Entwarnung bei den Siemens-ICM-Standorten in Kamp-Lintfort und Bocholt: Nachdem sich Gewerkschaft und Mitarbeiter bereit erklärt hatten, die Einführung der 40-Stunden-Woche ohne Lohnausgleich und weitere Kürzungen zu akzeptieren, legte der Münchner Elektronikkonzern seine Pläne zur Verlagerung von 2000 Arbeitsplätzen nach Ungarn vorerst auf Eis. Während die IG Metall von einer Ausnahmeregelung spricht, befürchten Kritiker, dass es nun zu ähnlichen Abschlüssen mit anderen Unternehmen kommen könnte und somit die Löcher im Tarifvertrag immer größer werden.

Siemens und IG Metall hatten sich in der Nacht zum Donnerstag auf einen Ergänzungstarifvertrag für die Mitarbeiter der Handy-Fertigung in den beiden Werken der Unternehmenseinheit Information and Communication Mobile (ICM) in Nordrhein-Westfalen geeinigt: Um den Abbau von 2000 Stellen in der Handy-Fertigung zu verhindern, gewähren die Angestellten dem Konzern das Recht, unter bestimmten Umständen die Arbeitszeit ohne Lohnausgleich zu verlängern. Zusätzlich können Urlaubs- und Weihnachtsgeld durch eine erfolgsabhängige „Jahreszahlung“ ersetzt werden. Konzernchef Heinrich von Pierer wertete die Einigung mit der Arbeitnehmervertretung als "Sieg der Vernunft". Er sei zuversichtlich, dass sein Unternehmen weitere lokale Bündnisse für Arbeit abschließen könne. Aktuell stehen bei Siemens noch die Arbeitsplätze von 2300 Mitarbeitern in Kirchheim-Teck, Bruchsal, Nürnberg und Karlsruhe zur Disposition.

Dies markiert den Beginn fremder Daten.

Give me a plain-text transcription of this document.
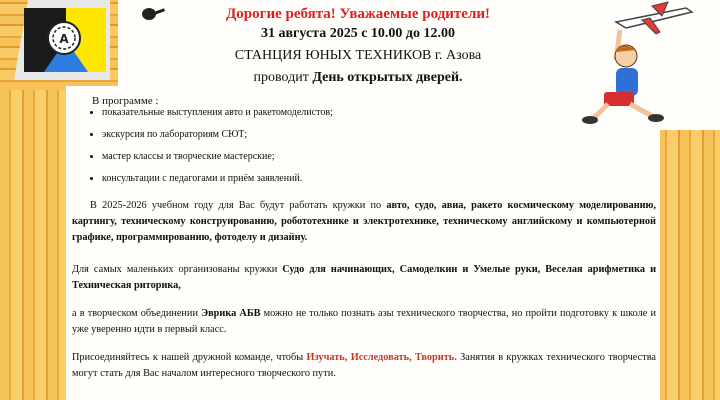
A
Дорогие ребята! Уважаемые родители!
31 августа 2025 с 10.00 до 12.00
СТАНЦИЯ ЮНЫХ ТЕХНИКОВ г. Азова
проводит День открытых дверей.
В программе :
• показательные выступления авто и ракетомоделистов;
• экскурсия по лабораториям СЮТ;
• мастер классы и творческие мастерские;
• консультации с педагогами и приём заявлений.
В 2025-2026 учебном году для Вас будут работать кружки по авто, судо, авиа, ракето космическому моделированию, картингу, техническому конструированию, робототехнике и электротехнике, техническому английскому и компьютерной графике, программированию, фотоделу и дизайну.
Для самых маленьких организованы кружки Судо для начинающих, Самоделкин и Умелые руки, Веселая арифметика и Техническая риторика,
а в творческом объединении Эврика АБВ можно не только познать азы технического творчества, но пройти подготовку к школе и уже уверенно идти в первый класс.
Присоединяйтесь к нашей дружной команде, чтобы Изучать, Исследовать, Творить. Занятия в кружках технического творчества могут стать для Вас началом интересного творческого пути.
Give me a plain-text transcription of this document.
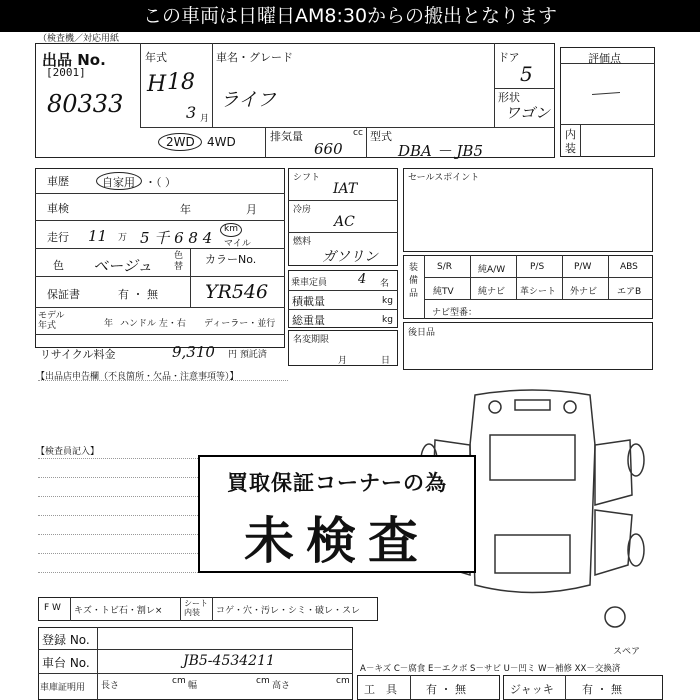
この車両は日曜日AM8:30からの搬出となります
（検査機／対応用紙
出品 No.
[2001]
80333
年式
H 18
3 月
車名・グレード
ライフ
ドア
5
形状
ワゴン
評価点
内装
2WD 4WD	排気量	cc
660
型式
DBA － JB5
車歴	自家用 ・（ ）
車検	年	月
走行 11 万 5 千 6 8 4 km
マイル
色 ベージュ
色替
カラーNo.
YR546
保証書	有 ・ 無
モデル年式	年 ハンドル 左・右 ディーラー・並行
リサイクル料金	9,310 円 預託済
シフト
IAT
冷房
AC
燃料
ガソリン
乗車定員 4 名
積載量	kg
総重量	kg
名変期限
月	日
セールスポイント
装備品
S/R	純A/W	P/S	P/W	ABS
純TV	純ナビ 革シート 外ナビ エアB
ナビ型番：
後日品
【出品店申告欄（不良箇所・欠品・注意事項等）】
【検査員記入】
スペア
買取保証コーナーの為
未検査
F W キズ・トビ石・割レ×
シート内装	コゲ・穴・汚レ・シミ・破レ・スレ
登録 No.
車台 No.	JB5-4534211
車庫証明用 長さ	cm 幅	cm 高さ	cm
A－キズ C－腐食 E－エクボ S－サビ U－凹ミ W－補修 XX－交換済
工　具	有 ・ 無	ジャッキ	有 ・ 無
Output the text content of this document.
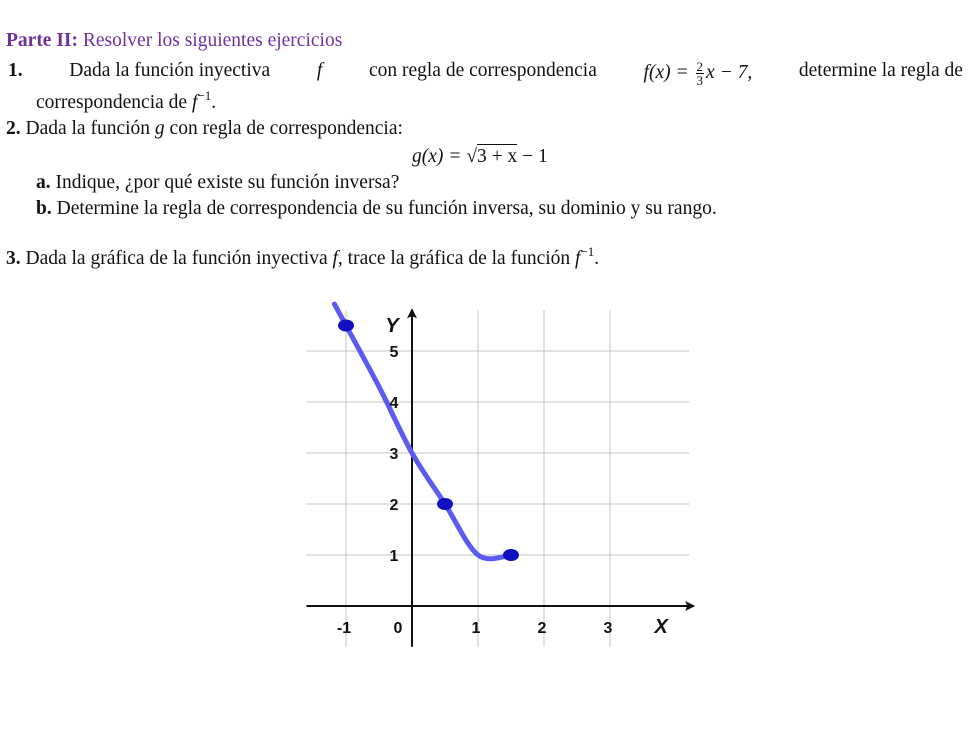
Parte II: Resolver los siguientes ejercicios
1. Dada la función inyectiva f con regla de correspondencia $f(x) = \frac{2}{3}$ x − 7, determine la regla de
correspondencia de $f^{-1}$.
2. Dada la función g con regla de correspondencia:
g(x) = √3 + x − 1
a. Indique, ¿por qué existe su función inversa?
b. Determine la regla de correspondencia de su función inversa, su dominio y su rango.
3. Dada la gráfica de la función inyectiva f, trace la gráfica de la función $f^{-1}$.
-1	0	1	2	3
1
2
3
4
5
X
Y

Aus Sicht des Arbeitszeitexperten Steffen Lehndorf führten Einigungen dieser Art jedoch mittelfristig Beschäftigte und auch die Unternehmen in eine Sackgasse. Wer die internationale Konkurrenzfähigkeit deutscher Betriebe durch Lohnsenkungen und Mehrarbeit beheben wolle, werde in ein bis zwei Jahren wieder vor der gleichen Situation stehen, erklärte der Dozent vom Gelsenkirchener Institut für Arbeit und Technik (IAT) der "Berliner Zeitung". "Nur dann wird es um die Einführung der 45-Stunden-Woche gehen", so Lehndorf. Sein Tipp: Unternehmen wie Gewerkschaften sollten aufhören, sich mit der "zweiten Liga der Billigproduzenten" zu messen und statt dessen den Wettbewerb mit der "ersten Liga der Hochlohnländer" suchen. (mb)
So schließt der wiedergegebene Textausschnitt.